Jim Wells County in the Coastal Bend followed closely the rise and fall of the oil and gas industry in recent years. After reaching a peak of 11 percent in January 2010, its unemployment rate improved continually through the end of 2014. Rapid development of well drilling activity in the area also led to employment growth more than 10 percent in 2012.
The collapse of the oil market beginning 2015 has taken a hit on Jim Wells County. The area lost more than 10 percent of local jobs in 2015 and job losses continued throughout 2016. Its unemployment rate also surged immediately after drilling activity slowed down, reaching 11 percent in mid-2016. Gauged by local sales tax collections, the area's overall business conditions have also weakened dramatically.
In Jim Wells County, health care is the largest sector, making up nearly one-quarter of the local workforce. Christus Spohn Hospital in the City of Alice is a major health care provider in the region. Since 2005, growth of the health care sector in this county has in fact lagged the growth of that sector nationwide.

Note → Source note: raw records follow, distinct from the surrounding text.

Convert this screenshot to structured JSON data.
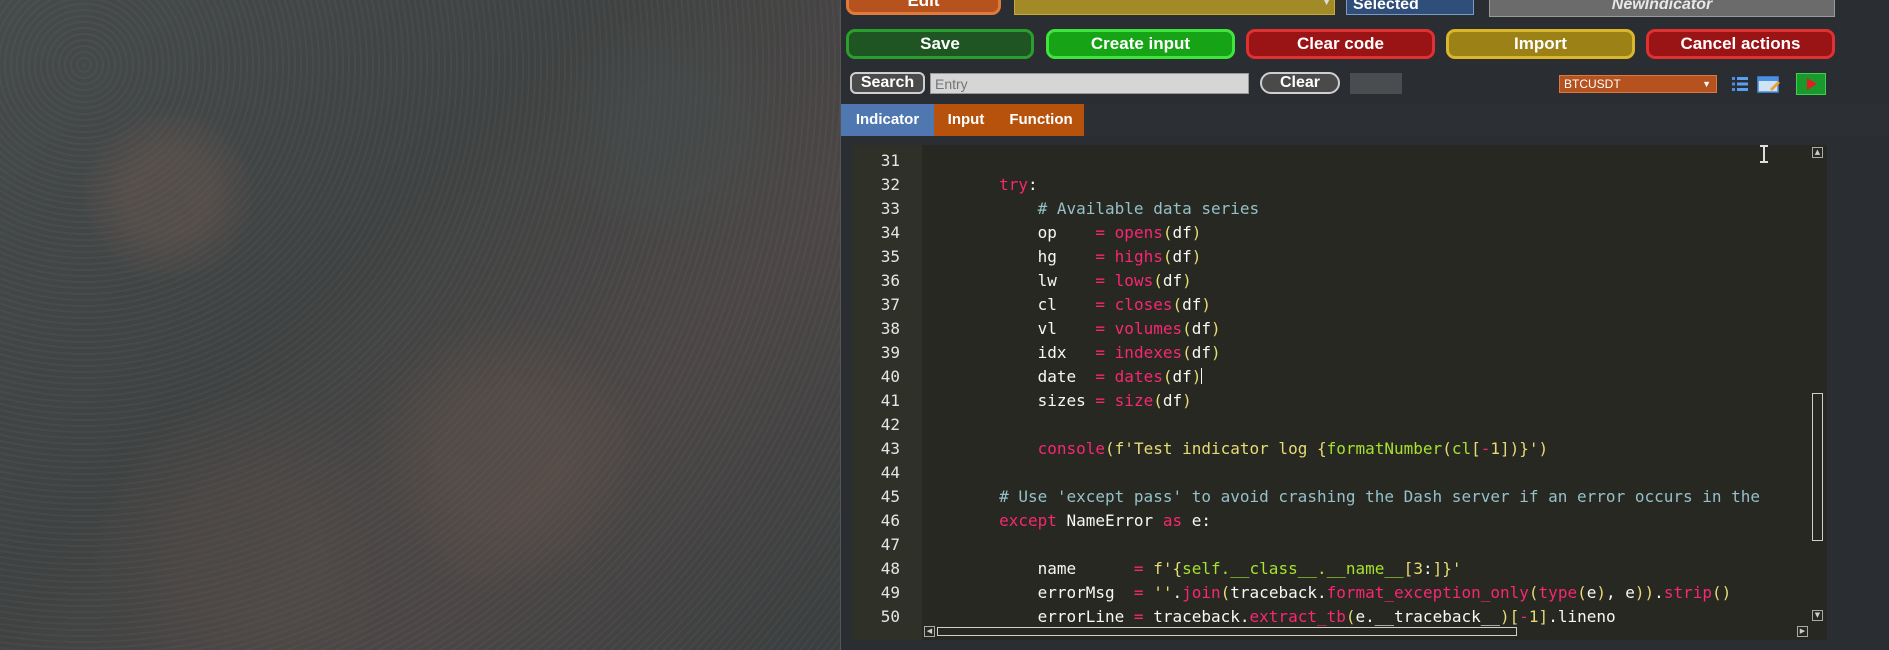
{
  "top_partial": {
    "edit_label": "Edit",
    "selected_label": "Selected",
    "name_value": "NewIndicator"
  },
  "actions": {
    "save": "Save",
    "create_input": "Create input",
    "clear_code": "Clear code",
    "import": "Import",
    "cancel_actions": "Cancel actions"
  },
  "search": {
    "button_label": "Search",
    "placeholder": "Entry",
    "clear_label": "Clear"
  },
  "symbol_select": {
    "value": "BTCUSDT"
  },
  "tabs": [
    {
      "label": "Indicator",
      "active": true
    },
    {
      "label": "Input",
      "active": false
    },
    {
      "label": "Function",
      "active": false
    }
  ],
  "editor": {
    "line_numbers": [
      "31",
      "32",
      "33",
      "34",
      "35",
      "36",
      "37",
      "38",
      "39",
      "40",
      "41",
      "42",
      "43",
      "44",
      "45",
      "46",
      "47",
      "48",
      "49",
      "50"
    ]
  },
  "colors": {
    "active_tab": "#4f78b0",
    "inactive_tab": "#b6520c",
    "editor_bg": "#272822",
    "keyword": "#f92672",
    "comment": "#95c0c8",
    "string": "#e6db74"
  },
  "icons": [
    "list-icon",
    "edit-note-icon",
    "play-icon",
    "scroll-up-icon",
    "scroll-down-icon",
    "scroll-left-icon",
    "scroll-right-icon",
    "chevron-down-icon"
  ]
}
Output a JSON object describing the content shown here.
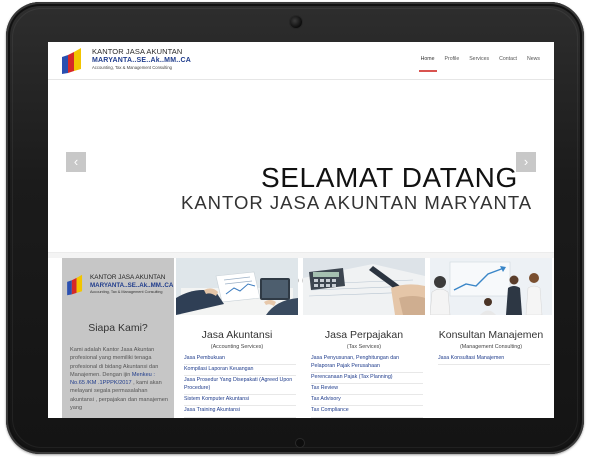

The mining sector employs another 15 percent of the local workforce. The employment share of oil and gas extraction represents more than 35 times the employment share of this industry in a typical U.S. community.
The overall educational attainment level of residents in Jim Wells County is lower than the U.S. average. Only 10 percent of the adult population in the area holds a Bachelor's degree or higher, compared to nearly 30 percent nationwide.
Due to income growth associated with shale oil and gas production, the average annual earnings for employees in this County have been quite close to the Texas state average. However, the fall of oil and gas drilling in South Texas has widened this income gap in the past two years.
Development of the shale oil and gas industry has also contributed to local business growth in Jim Wells County. The number of business establishments per 1,000 residents increased from 20.8 in 2004 to a record high of 24.3 in 2014.